将棋コンピューターソフトPONANZA対佐藤天彦名人の最後の電王戦が終わった。

後手PONANZAの初手42玉という意表の一手から始まったが、進んでみれば「角換わり」。
評価値が徐々にPONANZA側に有利になり、そしてPONANZAが完勝した。

解説の斉藤慎太郎七段が、名人に悪い手があったと思えない、というのがコンピューターソフトAIの人智を越えた強さを物語る。

敗局後、名人自身が語った「自分に思いつかない手」「自分と違う将棋観」という言葉が印象に残る。

本日で電王戦は終了するというのであるから、今日の一日は、将棋史における歴史的な一日であったことは違いないだろう。

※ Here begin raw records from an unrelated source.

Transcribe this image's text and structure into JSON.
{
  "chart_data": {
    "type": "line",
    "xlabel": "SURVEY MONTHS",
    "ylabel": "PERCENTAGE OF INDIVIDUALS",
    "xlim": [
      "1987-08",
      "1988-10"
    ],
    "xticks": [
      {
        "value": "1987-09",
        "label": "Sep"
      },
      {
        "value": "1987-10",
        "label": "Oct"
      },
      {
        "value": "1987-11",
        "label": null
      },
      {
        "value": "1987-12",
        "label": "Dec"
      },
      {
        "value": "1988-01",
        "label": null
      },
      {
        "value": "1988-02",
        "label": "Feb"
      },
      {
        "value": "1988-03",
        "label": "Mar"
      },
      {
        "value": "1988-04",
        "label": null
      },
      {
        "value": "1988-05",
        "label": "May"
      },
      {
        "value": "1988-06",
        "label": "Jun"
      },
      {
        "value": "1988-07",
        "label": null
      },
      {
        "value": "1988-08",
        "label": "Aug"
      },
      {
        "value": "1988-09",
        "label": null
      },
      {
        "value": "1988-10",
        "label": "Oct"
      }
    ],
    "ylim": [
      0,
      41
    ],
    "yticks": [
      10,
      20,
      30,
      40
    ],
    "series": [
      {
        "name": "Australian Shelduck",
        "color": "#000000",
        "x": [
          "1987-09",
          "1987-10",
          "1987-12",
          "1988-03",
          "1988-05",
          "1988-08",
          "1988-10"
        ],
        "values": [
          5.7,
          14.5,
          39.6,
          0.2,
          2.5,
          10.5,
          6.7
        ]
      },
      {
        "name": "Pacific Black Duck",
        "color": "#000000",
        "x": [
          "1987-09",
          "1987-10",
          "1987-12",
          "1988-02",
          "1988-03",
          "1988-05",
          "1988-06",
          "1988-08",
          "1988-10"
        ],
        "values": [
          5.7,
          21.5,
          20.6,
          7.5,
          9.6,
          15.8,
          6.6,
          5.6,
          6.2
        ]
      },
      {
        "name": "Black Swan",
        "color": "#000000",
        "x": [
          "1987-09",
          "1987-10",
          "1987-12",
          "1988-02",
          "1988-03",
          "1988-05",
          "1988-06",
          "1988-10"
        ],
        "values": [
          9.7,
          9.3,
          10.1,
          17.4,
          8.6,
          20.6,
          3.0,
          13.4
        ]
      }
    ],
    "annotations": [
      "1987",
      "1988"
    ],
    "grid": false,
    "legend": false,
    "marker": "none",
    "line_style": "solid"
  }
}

近未来、人間の多くの職業はAIに取って代わられるだろうと予測されている。
しかし全ての職業がAIに取って代わられる訳ではない。
生き残る職業はおそらく「人間力」を伴うものだろうとも予測されている。
将棋界も無論同様の問題を突きつけられるだろう。
人間である棋士同士が闘うことによる「ファンへ訴える魅力」とは何か。

本日の歴史的な一日は、将棋界にとっては大きな一日であるが、それは同時に、「人間とは何か」「人間力とは何か」「人間ならでこそ、なし得ることとは何か」といった普遍的な問題を改めて突きつけた一日でもあったのである。

【5月21日追記】
電王戦終了後の記者会見を見ていると、叡王戦がタイトル戦に昇格することが決まったという。しかも、竜王位、名人位に次いで序列3位だという。佐藤会長は、それは契約金額の順だと発表している。
また叡王戦のタイトル戦7番勝負は、持時間を、1時間、3時間、5時間、そして6時間を組み合わせる変則7番勝負だという。これは面白い企画だが、何と、佐藤康光会長の発案だという。定跡にとらわれない力戦家佐藤康光九段らしい素晴らしい一手である。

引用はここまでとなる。